Même chose en mars 2020, lorsque, à l’aube de la pandémie, Modi surgit sur le petit écran pour annoncer la paralysie du pays. D’un coup, bus, trains et avions sont mis à l’arrêt, et les frontières entre les 28 Etats de l’Inde fermées à double tour, de sorte que dans les grandes mégapoles, New Delhi, Bombay, Bangalore, Chennai (Madras), des millions de travailleurs migrants sont privés de revenu et doivent regagner leur village à pied. Totalement dépassé, le gouvernement prétendra que le coronavirus n’a tué que 510 000 personnes, alors que l’Organisation mondiale de la santé (OMS) a établi le bilan à 4,7 millions de victimes en Inde.

200 milliardaires

Simultanément, jamais les riches n’ont été aussi riches dans le sous-continent. De 2014 à 2023, estime l’ONG World Inequality Lab, basée à Paris, dans un rapport publié en mars dernier, la part de la richesse aux mains des plus grandes fortunes (1 % de la population) a atteint “son plus haut niveau historique” (40 % du total). Plus qu’en Afrique du Sud, au Brésil ou aux Etats-Unis. Pas de quoi émouvoir le gouvernement Modi. Le 2 avril, l’économiste Arvind Panagariya, qui travaille pour la présidence de la République indienne, assure dans le Times of India qu’il n’y a pas là “de quoi perdre le sommeil”. “La réduction de la pauvreté passe par la création de richesses, ce qui est rarement possible sans une augmentation des inégalités entre ceux qui créent des richesses et les autres”, fait-il valoir.
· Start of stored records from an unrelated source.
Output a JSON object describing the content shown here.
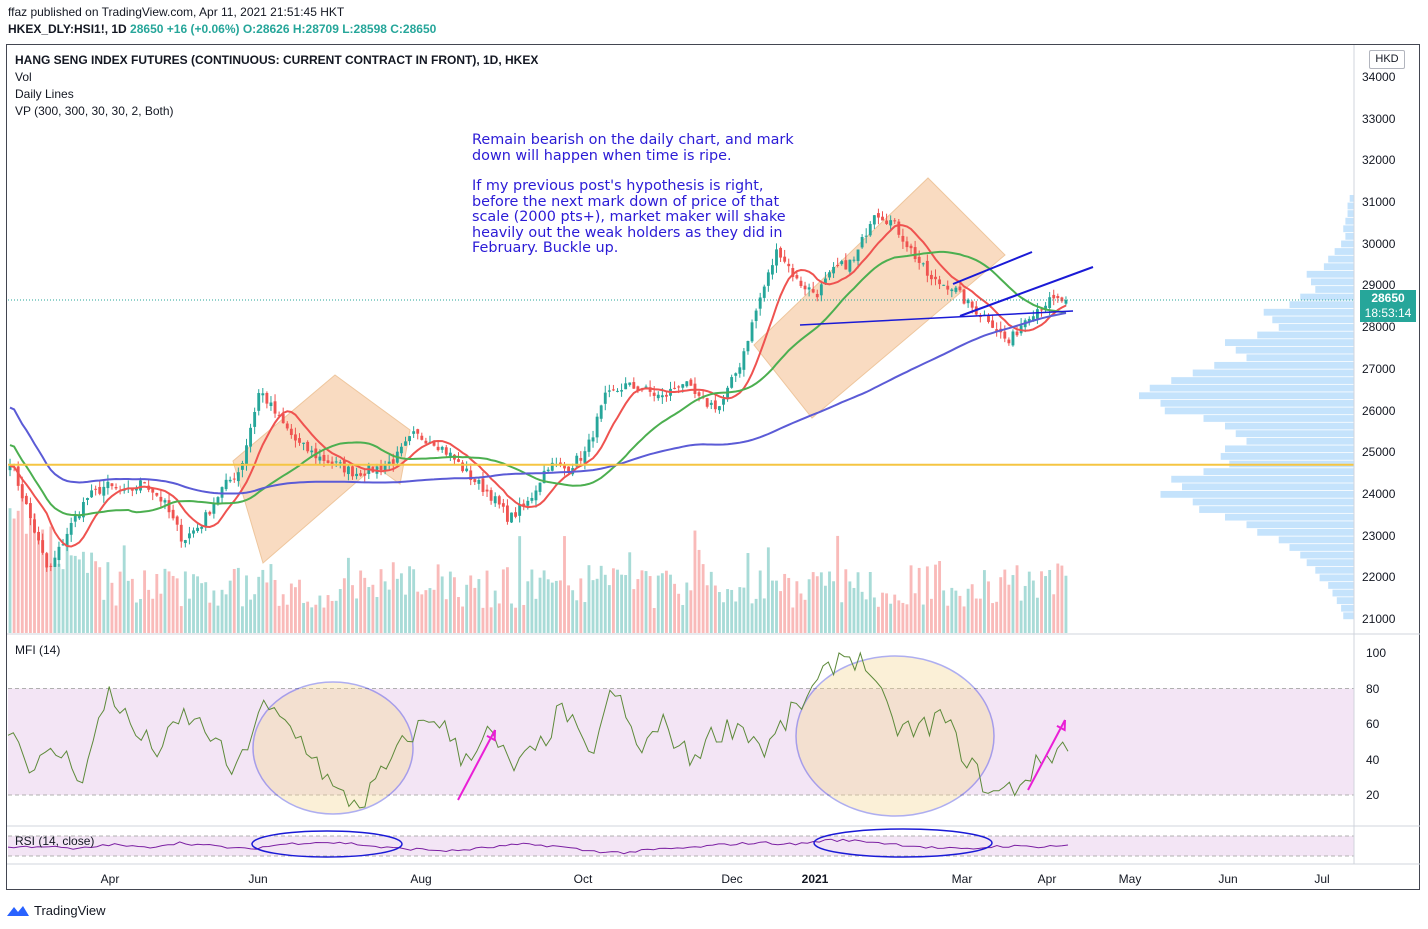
{
  "header": {
    "published": "ffaz published on TradingView.com, Apr 11, 2021 21:51:45 HKT",
    "symbol_line_prefix": "HKEX_DLY:HSI1!, 1D",
    "last": "28650",
    "change": "+16 (+0.06%)",
    "ohlc": "O:28626 H:28709 L:28598 C:28650"
  },
  "legend": {
    "title": "HANG SENG INDEX FUTURES (CONTINUOUS: CURRENT CONTRACT IN FRONT), 1D, HKEX",
    "items": [
      "Vol",
      "Daily Lines",
      "VP (300, 300, 30, 30, 2, Both)"
    ],
    "mfi": "MFI (14)",
    "rsi": "RSI (14, close)"
  },
  "annotation": {
    "para1": "Remain bearish on the daily chart, and mark\ndown will happen when time is ripe.",
    "para2": "If my previous post's hypothesis is right,\nbefore the next mark down of price of that\nscale (2000 pts+), market maker will shake\nheavily out the weak holders as they did in\nFebruary. Buckle up."
  },
  "currency": "HKD",
  "price_tag": {
    "price": "28650",
    "countdown": "18:53:14"
  },
  "footer": {
    "brand": "TradingView"
  },
  "colors": {
    "up": "#26a69a",
    "down": "#ef5350",
    "ma_fast": "#ef5350",
    "ma_mid": "#4caf50",
    "ma_slow": "#5b5bd6",
    "hline": "#f5c542",
    "box": "#f7c9a0",
    "vp": "#bbdefb",
    "mfi_band": "#f3e5f5",
    "mfi_line": "#5d8a3a",
    "rsi_line": "#7b1fa2",
    "ink": "#2b1bd6",
    "arrow": "#ea1fd6"
  },
  "chart_data": [
    {
      "type": "candlestick",
      "title": "HANG SENG INDEX FUTURES (CONTINUOUS: CURRENT CONTRACT IN FRONT), 1D, HKEX",
      "y_ticks": [
        21000,
        22000,
        23000,
        24000,
        25000,
        26000,
        27000,
        28000,
        29000,
        30000,
        31000,
        32000,
        33000,
        34000
      ],
      "ylim": [
        20800,
        34300
      ],
      "x_ticks": [
        {
          "label": "Apr",
          "bold": false
        },
        {
          "label": "Jun",
          "bold": false
        },
        {
          "label": "Aug",
          "bold": false
        },
        {
          "label": "Oct",
          "bold": false
        },
        {
          "label": "Dec",
          "bold": false
        },
        {
          "label": "2021",
          "bold": true
        },
        {
          "label": "Mar",
          "bold": false
        },
        {
          "label": "Apr",
          "bold": false
        },
        {
          "label": "May",
          "bold": false
        },
        {
          "label": "Jun",
          "bold": false
        },
        {
          "label": "Jul",
          "bold": false
        }
      ],
      "close_path": [
        24800,
        23500,
        22100,
        23100,
        23900,
        24200,
        24000,
        24300,
        23800,
        22900,
        23300,
        24100,
        24600,
        26500,
        25800,
        25200,
        24900,
        24700,
        24500,
        24600,
        24800,
        25400,
        25300,
        24900,
        24400,
        24000,
        23400,
        23800,
        24700,
        24600,
        25000,
        26300,
        26600,
        26500,
        26300,
        26700,
        26200,
        26100,
        27100,
        28600,
        29900,
        29100,
        28800,
        29400,
        29600,
        30800,
        30500,
        29800,
        29100,
        29000,
        28500,
        28200,
        27600,
        28300,
        28600,
        28650
      ],
      "last": 28650,
      "horizontal_level": 24700
    },
    {
      "type": "line",
      "title": "MFI (14)",
      "y_ticks": [
        20,
        40,
        60,
        80,
        100
      ],
      "ylim": [
        0,
        105
      ],
      "band": [
        20,
        80
      ],
      "values": [
        60,
        35,
        45,
        30,
        80,
        55,
        45,
        65,
        55,
        30,
        70,
        60,
        45,
        20,
        15,
        35,
        55,
        65,
        40,
        55,
        35,
        45,
        70,
        40,
        80,
        45,
        60,
        40,
        55,
        60,
        45,
        65,
        80,
        100,
        95,
        60,
        55,
        65,
        40,
        20,
        25,
        40,
        50
      ]
    },
    {
      "type": "line",
      "title": "RSI (14, close)",
      "ylim": [
        20,
        80
      ],
      "values": [
        45,
        50,
        40,
        55,
        45,
        60,
        50,
        40,
        55,
        62,
        58,
        45,
        40,
        35,
        45,
        55,
        50,
        35,
        30,
        40,
        45,
        55,
        60,
        55,
        68,
        65,
        55,
        45,
        40,
        50,
        48,
        52
      ]
    }
  ]
}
L’Inde est désormais le troisième pays de la planète en milliardaires. Selon le magazine américain Forbes, ils sont 200 à faire partie du club, et possèdent à eux seuls un patrimoine approchant les 1 000 milliards de dollars. Deux oligarques tiennent le haut du pavé : Mukesh Ambani, PDG de Reliance Industries, l’homme le plus riche d’Asie, et Gautam Adani, à la tête du conglomérat Adani Group. Réputés figurer parmi les plus gros bailleurs de fonds du parti au pouvoir, ils raflent systématiquement les plus gros marchés publics dans les domaines des infrastructures (ports, aéroports, autoroutes, réseaux télécoms). Inexorablement, l’Inde vire à la ploutocratie.

Ces disparités de plus en plus criantes laissent planer un doute sur le rêve de Modi : faire entrer l’Inde dans la famille des pays développés à l’horizon 2047, pour le centenaire de l’indépendance. Car la classe moyenne ne représente que 5 % de la population (contre près de 30 % en Chine), obérant l’idée, en vogue en Occident, que l’Inde est un nouvel eldorado. Sans pouvoir d’achat, comment le géant d’Asie du Sud pourrait-il acheter des produits européens ?
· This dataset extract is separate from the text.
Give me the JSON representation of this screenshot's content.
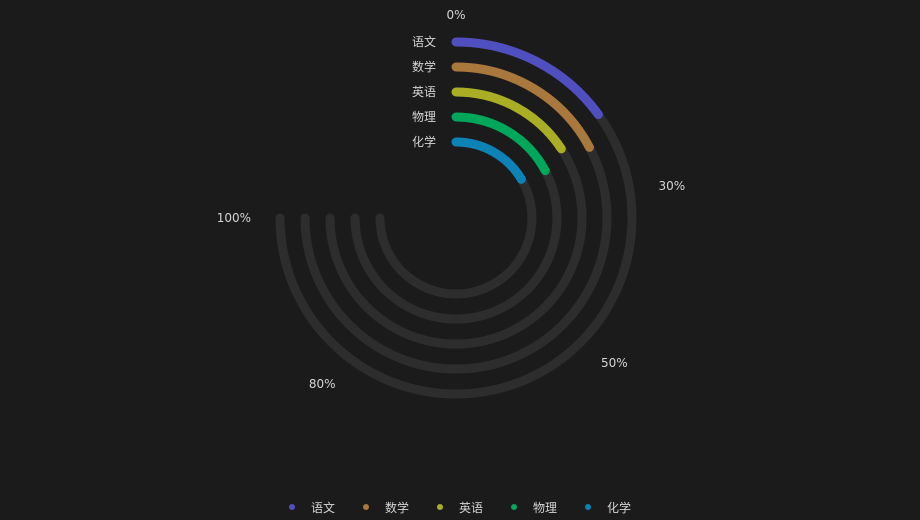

Le chef du gouvernement, appelant les entreprises de tous les continents à venir produire sur son sol, a tout fait pour apparaître comme un capitaliste libéral. Dans les faits, il s’est révélé protectionniste, dressant des barrières douanières aux frontières pour rendre l’Inde “autosuffisante”. Et a effrayé les milieux d’affaires internationaux par la mise au pas de la justice et des médias, piliers d’une démocratie vacillante, tout en menant une répression de plus en plus sévère contre toute voix dissidente, et en brandissant le projet de modifier la Constitution pour se maintenir au pouvoir le plus longtemps possible. Résultat, les investissements directs étrangers sont en chute libre depuis l’an dernier. “Si l’Inde est devenue un lieu d’investissement si attrayant, pourquoi n’accueille-t-elle pas plus d’entreprises étrangères ?” s’interroge l’économiste Arvind Subramanian, qui fut conseiller en chef du gouvernement Modi de 2014 à 2018.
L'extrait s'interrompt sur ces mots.